Wichtig ist – und auch das ist anders als früher – dass es heute sehr, sehr leistungsfertige Entwicklungsumgebungen gibt, die man hier einsetzt, und die einem schon sehr helfen. Aber die werden auch immer komplexer und das heißt, ein Einstieg für neue Kollegen und Kolleginnen ist erst einmal einige Monate um überhaupt diese Continuous-Integration- und Delivery-Prozesse zu verstehen wie sie bei uns im Unternehmen funktionieren. Weil das Grundkonzept bei vielen Unternehmen gleich ist, aber die Ausprägung im Unternehmen ist immer sehr spezifisch.

Isabel:
Okay, das war ja jetzt ein richtiger Sprint durch unsere Software-Umsetzung. Unterm Strich kann man sagen, dass ein Entwickler jetzt nicht nur einfach programmiert. Da hängt viel mehr dran, als nur irgendwelche Zahlen oder Befehle einzuklopfen.

Tobias:
Ja, wir versuchen uns in die Geschäftsprozesse des Kunden rein zu finden und nach und nach zu Domain-Experten selber zu werden. Und wir müssen auch sehr viele Szenarien durchspielen im Kopf – was passiert, wenn ich das jetzt hier ändere, kann das irgendwann zu Problemen führen, wie mache ich es am besten, dass es erweiterbar bleibt.

Es ist aber auch so, dass das nie eine Einzelarbeit ist, wir kommunizieren immer dabei. Wir versuchen alle Ideen einzuholen und miteinander die beste Lösung zu finden im Team oder sogar teamübergreifend.

Nicolas:
Das stimmt genau. Wir tippen wirklich nicht den ganzen Tag Code herunter, das hat es schon lange nicht mehr bei uns gegeben und wird es auch nicht mehr geben. Wir denken wirklich sehr viel mit, wir reden viel untereinander – das Klischee ist also nicht wahr, dass der Informatiker nur vor dem Computer sitzt und einfach nur runter tippt. Wenn wir auch draufkommen, dass ein Prozess für den Kunden nicht optimal ist oder wir den optimieren könnten, dann reden wir nochmal mit unserem Product Owner und der geht dann weiter zum Kunden. Wir überlegen uns zum Beispiel auch Themen für die Usability, was für den User am besten ist und, und, und.

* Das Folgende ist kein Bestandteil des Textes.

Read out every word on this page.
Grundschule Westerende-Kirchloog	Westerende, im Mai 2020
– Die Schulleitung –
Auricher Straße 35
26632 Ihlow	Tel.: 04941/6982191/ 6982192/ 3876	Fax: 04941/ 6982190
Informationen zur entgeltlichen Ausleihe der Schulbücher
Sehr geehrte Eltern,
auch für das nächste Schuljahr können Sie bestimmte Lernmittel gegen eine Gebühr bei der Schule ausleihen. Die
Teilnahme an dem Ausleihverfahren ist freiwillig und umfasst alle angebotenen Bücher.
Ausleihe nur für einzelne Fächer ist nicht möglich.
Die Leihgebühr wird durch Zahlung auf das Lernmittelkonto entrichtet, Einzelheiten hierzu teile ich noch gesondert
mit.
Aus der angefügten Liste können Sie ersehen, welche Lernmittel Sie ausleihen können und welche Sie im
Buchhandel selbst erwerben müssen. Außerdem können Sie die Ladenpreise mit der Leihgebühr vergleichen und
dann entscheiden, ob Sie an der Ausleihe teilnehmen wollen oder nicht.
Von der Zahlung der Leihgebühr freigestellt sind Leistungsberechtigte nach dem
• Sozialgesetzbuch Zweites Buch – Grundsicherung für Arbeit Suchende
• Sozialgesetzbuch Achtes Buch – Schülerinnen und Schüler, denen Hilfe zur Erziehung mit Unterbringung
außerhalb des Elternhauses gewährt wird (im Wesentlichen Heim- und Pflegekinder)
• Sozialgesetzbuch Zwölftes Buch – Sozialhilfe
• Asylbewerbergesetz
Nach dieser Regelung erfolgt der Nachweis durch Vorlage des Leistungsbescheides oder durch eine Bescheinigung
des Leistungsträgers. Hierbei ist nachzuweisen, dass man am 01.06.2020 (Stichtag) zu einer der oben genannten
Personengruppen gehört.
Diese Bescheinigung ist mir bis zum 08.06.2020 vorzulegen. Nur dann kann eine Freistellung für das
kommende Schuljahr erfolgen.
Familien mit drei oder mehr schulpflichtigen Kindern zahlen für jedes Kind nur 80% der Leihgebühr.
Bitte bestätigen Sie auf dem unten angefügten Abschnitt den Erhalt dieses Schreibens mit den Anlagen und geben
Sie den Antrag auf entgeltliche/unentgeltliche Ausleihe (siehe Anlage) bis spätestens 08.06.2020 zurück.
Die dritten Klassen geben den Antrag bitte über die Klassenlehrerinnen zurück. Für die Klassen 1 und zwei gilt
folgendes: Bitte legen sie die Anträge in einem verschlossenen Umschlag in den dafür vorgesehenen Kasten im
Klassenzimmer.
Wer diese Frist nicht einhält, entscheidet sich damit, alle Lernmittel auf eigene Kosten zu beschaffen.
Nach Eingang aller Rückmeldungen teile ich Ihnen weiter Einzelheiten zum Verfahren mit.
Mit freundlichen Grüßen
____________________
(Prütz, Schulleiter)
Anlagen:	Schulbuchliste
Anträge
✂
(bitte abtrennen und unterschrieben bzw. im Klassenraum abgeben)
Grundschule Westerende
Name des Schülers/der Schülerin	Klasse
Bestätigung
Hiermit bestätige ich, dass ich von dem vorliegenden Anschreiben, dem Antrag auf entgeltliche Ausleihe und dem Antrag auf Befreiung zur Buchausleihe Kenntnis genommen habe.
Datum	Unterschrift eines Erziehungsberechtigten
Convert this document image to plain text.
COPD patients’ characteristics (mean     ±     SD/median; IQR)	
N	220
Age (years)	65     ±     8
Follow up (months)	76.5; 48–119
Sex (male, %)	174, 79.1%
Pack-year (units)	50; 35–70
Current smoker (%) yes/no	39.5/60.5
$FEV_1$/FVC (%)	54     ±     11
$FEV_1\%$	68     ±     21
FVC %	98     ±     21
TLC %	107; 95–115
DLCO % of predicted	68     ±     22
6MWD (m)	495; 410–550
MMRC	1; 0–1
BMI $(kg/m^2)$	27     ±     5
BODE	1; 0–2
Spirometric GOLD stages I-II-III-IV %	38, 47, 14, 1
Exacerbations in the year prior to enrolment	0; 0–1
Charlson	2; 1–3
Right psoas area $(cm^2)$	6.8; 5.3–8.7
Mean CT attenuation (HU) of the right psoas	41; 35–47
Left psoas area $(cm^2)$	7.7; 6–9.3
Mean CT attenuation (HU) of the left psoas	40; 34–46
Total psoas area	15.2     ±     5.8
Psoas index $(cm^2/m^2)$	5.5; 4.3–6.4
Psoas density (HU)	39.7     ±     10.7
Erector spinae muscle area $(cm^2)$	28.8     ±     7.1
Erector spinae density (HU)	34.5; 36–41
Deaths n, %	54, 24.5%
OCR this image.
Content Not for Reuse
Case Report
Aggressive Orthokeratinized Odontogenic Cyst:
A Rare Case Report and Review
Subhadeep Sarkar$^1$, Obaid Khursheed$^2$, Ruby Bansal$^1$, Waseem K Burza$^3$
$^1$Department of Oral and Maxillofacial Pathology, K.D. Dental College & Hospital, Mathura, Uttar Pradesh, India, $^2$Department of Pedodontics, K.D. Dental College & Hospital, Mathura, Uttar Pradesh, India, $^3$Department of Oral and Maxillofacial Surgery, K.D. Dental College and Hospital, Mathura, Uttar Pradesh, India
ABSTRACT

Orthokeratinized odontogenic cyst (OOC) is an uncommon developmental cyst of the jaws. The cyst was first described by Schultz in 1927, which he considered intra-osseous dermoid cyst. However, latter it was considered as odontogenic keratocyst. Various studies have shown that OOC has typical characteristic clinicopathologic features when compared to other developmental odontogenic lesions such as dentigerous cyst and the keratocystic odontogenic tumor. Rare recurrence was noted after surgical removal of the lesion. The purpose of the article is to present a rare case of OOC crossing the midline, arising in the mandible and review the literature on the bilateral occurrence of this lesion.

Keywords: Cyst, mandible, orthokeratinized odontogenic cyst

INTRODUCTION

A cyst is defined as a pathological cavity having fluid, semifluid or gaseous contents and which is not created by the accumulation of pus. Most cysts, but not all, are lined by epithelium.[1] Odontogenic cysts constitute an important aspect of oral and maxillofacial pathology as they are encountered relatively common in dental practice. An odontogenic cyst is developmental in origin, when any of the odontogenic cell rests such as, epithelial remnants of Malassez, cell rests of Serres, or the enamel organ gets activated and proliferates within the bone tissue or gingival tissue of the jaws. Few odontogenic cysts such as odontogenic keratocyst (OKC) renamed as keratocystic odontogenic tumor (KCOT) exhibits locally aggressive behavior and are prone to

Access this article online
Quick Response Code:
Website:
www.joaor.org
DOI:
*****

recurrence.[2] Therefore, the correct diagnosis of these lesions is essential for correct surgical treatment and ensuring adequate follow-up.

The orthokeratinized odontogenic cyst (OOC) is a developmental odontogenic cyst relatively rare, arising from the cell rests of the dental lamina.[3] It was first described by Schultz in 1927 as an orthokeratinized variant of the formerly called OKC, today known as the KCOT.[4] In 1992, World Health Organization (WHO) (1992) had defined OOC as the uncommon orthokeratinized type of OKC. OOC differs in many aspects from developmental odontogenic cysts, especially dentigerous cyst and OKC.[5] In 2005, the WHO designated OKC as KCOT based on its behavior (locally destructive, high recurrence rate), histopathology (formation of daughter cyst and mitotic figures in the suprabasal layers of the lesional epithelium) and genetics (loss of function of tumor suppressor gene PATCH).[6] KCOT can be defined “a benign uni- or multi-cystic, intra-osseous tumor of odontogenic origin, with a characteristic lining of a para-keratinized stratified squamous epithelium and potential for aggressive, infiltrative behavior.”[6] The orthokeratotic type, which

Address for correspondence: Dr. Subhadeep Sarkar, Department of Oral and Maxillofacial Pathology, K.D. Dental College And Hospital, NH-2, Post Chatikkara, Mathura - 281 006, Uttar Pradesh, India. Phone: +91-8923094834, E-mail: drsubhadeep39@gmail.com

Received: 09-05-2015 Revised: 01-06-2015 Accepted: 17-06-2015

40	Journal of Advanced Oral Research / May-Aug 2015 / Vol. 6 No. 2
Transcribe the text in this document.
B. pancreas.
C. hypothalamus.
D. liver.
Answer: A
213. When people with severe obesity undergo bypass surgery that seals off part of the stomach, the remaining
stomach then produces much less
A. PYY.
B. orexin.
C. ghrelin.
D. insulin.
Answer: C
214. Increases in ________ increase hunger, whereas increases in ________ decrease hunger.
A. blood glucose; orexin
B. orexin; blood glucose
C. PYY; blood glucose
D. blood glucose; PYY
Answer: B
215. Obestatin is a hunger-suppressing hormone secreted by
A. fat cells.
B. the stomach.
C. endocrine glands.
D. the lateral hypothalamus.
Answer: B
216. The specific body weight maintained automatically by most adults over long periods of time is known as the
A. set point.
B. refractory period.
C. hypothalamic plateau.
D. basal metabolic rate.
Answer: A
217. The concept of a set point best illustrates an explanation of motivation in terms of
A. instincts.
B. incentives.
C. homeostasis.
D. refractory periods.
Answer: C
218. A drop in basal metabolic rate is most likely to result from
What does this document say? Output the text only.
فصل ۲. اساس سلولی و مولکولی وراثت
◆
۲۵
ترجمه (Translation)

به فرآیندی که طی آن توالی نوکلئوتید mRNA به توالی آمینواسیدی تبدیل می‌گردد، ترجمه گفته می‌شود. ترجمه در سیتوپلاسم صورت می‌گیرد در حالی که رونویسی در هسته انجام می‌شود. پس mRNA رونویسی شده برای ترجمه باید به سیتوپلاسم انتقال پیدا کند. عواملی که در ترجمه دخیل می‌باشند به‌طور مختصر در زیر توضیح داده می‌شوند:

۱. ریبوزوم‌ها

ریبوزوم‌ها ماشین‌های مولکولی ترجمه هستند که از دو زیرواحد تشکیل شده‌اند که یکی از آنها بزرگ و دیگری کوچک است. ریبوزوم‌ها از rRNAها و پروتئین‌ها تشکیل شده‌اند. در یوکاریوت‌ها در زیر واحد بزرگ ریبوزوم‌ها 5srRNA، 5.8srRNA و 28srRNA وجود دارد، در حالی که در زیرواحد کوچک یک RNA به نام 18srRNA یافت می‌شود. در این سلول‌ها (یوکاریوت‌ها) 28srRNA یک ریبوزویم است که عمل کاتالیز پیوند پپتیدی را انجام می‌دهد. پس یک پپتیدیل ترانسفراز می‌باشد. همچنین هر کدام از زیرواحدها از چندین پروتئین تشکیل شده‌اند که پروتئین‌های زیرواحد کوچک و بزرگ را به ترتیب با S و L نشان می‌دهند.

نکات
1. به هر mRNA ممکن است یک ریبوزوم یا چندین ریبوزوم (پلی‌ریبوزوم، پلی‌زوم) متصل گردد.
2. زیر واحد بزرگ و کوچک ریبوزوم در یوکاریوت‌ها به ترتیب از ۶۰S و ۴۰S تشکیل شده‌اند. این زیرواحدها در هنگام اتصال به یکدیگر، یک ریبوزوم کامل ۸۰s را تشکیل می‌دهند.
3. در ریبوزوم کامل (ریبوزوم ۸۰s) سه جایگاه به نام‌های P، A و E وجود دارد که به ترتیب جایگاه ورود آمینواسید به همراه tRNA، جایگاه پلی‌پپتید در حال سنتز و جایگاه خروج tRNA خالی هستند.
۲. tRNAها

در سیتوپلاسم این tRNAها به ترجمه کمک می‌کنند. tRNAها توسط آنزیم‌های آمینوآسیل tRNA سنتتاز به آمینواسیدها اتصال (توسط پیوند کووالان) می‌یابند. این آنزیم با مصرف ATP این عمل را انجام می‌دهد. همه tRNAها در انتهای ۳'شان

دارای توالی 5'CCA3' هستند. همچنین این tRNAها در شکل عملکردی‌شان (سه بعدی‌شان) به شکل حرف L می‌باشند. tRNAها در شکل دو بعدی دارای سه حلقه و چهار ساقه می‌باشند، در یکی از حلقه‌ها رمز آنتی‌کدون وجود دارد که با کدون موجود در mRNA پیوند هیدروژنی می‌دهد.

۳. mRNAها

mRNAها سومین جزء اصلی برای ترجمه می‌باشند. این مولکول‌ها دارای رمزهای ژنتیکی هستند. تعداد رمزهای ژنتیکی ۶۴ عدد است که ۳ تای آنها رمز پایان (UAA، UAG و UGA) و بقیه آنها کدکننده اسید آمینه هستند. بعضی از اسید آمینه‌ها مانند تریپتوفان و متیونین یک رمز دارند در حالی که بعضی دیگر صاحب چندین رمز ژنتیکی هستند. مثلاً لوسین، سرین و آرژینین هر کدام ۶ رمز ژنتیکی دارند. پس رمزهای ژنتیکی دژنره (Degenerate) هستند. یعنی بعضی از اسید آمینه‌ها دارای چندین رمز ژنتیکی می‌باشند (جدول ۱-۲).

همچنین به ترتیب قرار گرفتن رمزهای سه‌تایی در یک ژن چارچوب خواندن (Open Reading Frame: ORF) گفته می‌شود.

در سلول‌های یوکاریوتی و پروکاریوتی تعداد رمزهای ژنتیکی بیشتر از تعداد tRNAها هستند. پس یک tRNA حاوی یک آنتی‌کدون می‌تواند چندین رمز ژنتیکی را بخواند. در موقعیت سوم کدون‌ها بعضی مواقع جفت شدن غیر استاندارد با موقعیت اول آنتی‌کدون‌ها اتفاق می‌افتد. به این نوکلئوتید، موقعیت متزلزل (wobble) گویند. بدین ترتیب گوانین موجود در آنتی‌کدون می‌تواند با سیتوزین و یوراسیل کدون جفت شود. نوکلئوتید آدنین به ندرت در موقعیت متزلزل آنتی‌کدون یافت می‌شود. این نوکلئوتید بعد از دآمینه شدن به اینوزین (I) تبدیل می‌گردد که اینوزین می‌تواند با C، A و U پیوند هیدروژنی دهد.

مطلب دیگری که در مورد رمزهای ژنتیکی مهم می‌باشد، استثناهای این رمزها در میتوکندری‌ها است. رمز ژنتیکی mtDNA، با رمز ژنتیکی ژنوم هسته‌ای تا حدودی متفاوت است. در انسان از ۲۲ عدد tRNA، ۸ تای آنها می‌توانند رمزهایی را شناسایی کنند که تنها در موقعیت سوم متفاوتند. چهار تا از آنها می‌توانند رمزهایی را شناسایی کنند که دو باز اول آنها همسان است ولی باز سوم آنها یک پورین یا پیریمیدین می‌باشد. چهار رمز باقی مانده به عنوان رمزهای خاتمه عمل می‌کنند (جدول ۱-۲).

Also, das hört eigentlich theoretisch nie auf, wenn wir uns da nicht selbst eine Schranke setzen würden, würden wir theoretisch auch nicht mehr zum Programmieren kommen.

Sven:
Beziehungsweise, man sitzt dann mit dem Kunden in solchen Demomeetings und da sitzen ja nicht nur die Product Owner sondern auch Entwickler. Das heißt, da kriegt man auch aus erster Hand was mit. Das ist eben der Unterschied zwischen einem Standard-Programmierer, wo man halt irgendwas runterklopft, sozusagen eine „Codier-Sau“ wie es so böse oft heißt, und jemanden der Software-Entwickler oder -Entwicklerin ist nach dem modernen Muster.